Table 2. We provide the results of training Faster-RCNN networks on GTA and Virtual KITTI augmented with various augmentation methods. All networks were tested on KITTI.

4.3 Ablation Study

To evaluate the contribution of each sensor effect augmentation on performance, we used the proposed pipeline to generate datasets with only one type of sensor effect augmentation. We trained Faster-RCNN on each of these datasets augmented with single augmentation functions, the results of which are given in Table 3. Performance increases across all ablation experiments for training on synthetic data. This further validates our hypothesis that each of the sensor effects are important for closing the gap between synthetic and real data.

Table 3. Ablation study for object detection trained on synthetic data, tested on KITTI
Fig. 5.
figure 5

Virtual KITTI examples are in the left column, GTA examples are in the right column. Blue boxes show correct detections; red boxes show detections missed by the FasterRCNN network trained on baseline, unaugmented image datasets but detected by FasterRCNNs trained on data augmented using our proposed approach for sensor-based image augmentation. (Color figure online)

4.4 Failure Mode Analysis

Figure 5 shows the qualitative results of failure modes of FasterRCNN trained on each synthetic training dataset and tested on KITTI, where the blue bounding box indicates correct detections and the red bounding box indicate a missed detection for the baseline that was correctly detected by our proposed method. Qualitatively, it appears that our method more reliably detects instances of cars that are small in the image, in particular in the far background, at a scale in which the pixel statistics of the image are more pronounced.
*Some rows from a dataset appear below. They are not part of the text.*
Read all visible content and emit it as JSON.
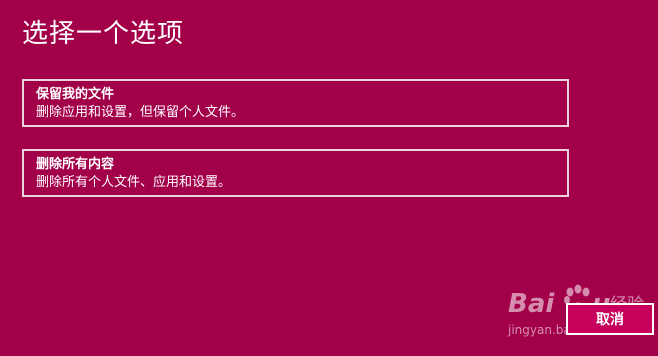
{
  "page": {
    "title": "选择一个选项"
  },
  "options": [
    {
      "title": "保留我的文件",
      "description": "删除应用和设置，但保留个人文件。"
    },
    {
      "title": "删除所有内容",
      "description": "删除所有个人文件、应用和设置。"
    }
  ],
  "footer": {
    "cancel_label": "取消"
  },
  "watermark": {
    "brand": "Baidu 经验",
    "url": "jingyan.baidu.com"
  },
  "colors": {
    "background": "#a3004a",
    "button_background": "#c7005c",
    "text": "#ffffff",
    "option_border": "#e9d5dd"
  }
}
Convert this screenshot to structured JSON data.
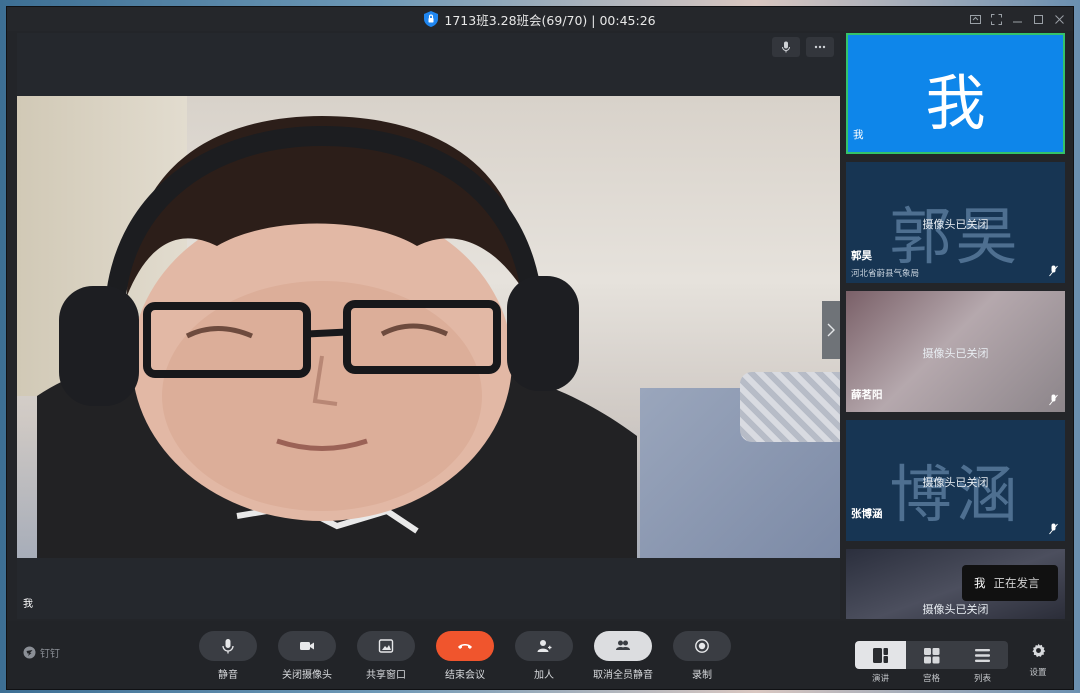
{
  "window": {
    "title": "1713班3.28班会(69/70) | 00:45:26"
  },
  "stage": {
    "speaker_name": "我"
  },
  "participants": [
    {
      "big_char": "我",
      "name": "我",
      "camera_status": "",
      "org": ""
    },
    {
      "big_char": "郭昊",
      "name": "郭昊",
      "camera_status": "摄像头已关闭",
      "org": "河北省蔚县气象局"
    },
    {
      "big_char": "",
      "name": "薛茗阳",
      "camera_status": "摄像头已关闭",
      "org": ""
    },
    {
      "big_char": "博涵",
      "name": "张博涵",
      "camera_status": "摄像头已关闭",
      "org": ""
    },
    {
      "big_char": "",
      "name": "",
      "camera_status": "摄像头已关闭",
      "org": ""
    }
  ],
  "speaking": {
    "who": "我",
    "state": "正在发言"
  },
  "toolbar": {
    "brand": "钉钉",
    "mute": "静音",
    "camera_off": "关闭摄像头",
    "share_window": "共享窗口",
    "end_meeting": "结束会议",
    "add_person": "加人",
    "unmute_all": "取消全员静音",
    "record": "录制",
    "layout_speaker": "演讲",
    "layout_grid": "宫格",
    "layout_list": "列表",
    "settings": "设置"
  },
  "colors": {
    "accent_blue": "#0e86ea",
    "end_red": "#f0552d",
    "active_border": "#34c26a",
    "camera_off_tile": "#173553"
  }
}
Note that our method also improves performance on car detections for cases where the image is over-saturated due to increased exposure, which we are directly modeling through our proposed augmentation pipeline. Additionally, our method produces improved detections for other effects that obscure the presence of a car, such as occlusion and shadows, even though we do not directly model these effects. This may be attributed to increased robustness to effects that lead to loss of visual information about an object in general.

5 Conclusions

We have proposed a novel sensor-based image augmentation pipeline for augmenting synthetic training data input to DNNs for the task of object detection in real urban driving scenes. Our augmentation pipeline models a range of physically-realistic sensor effects that occur throughout the image formation and post-processing pipeline. These effects were chosen as they lead to loss of information or distortion of a scene, which degrades network performance on learned visual tasks. By training on our augmented datasets, we can effectively increase dataset size and variation in the sensor domain, without the need for further labeling, in order to improve robustness and generalizability of resulting object detection networks. We achieve significantly improved performance across a range of benchmark synthetic vehicle datasets, independent of the level of photorealism. Overall, our results reveal insight into the importance of modeling sensor effects for the specific problem of training on synthetic data and testing on real data.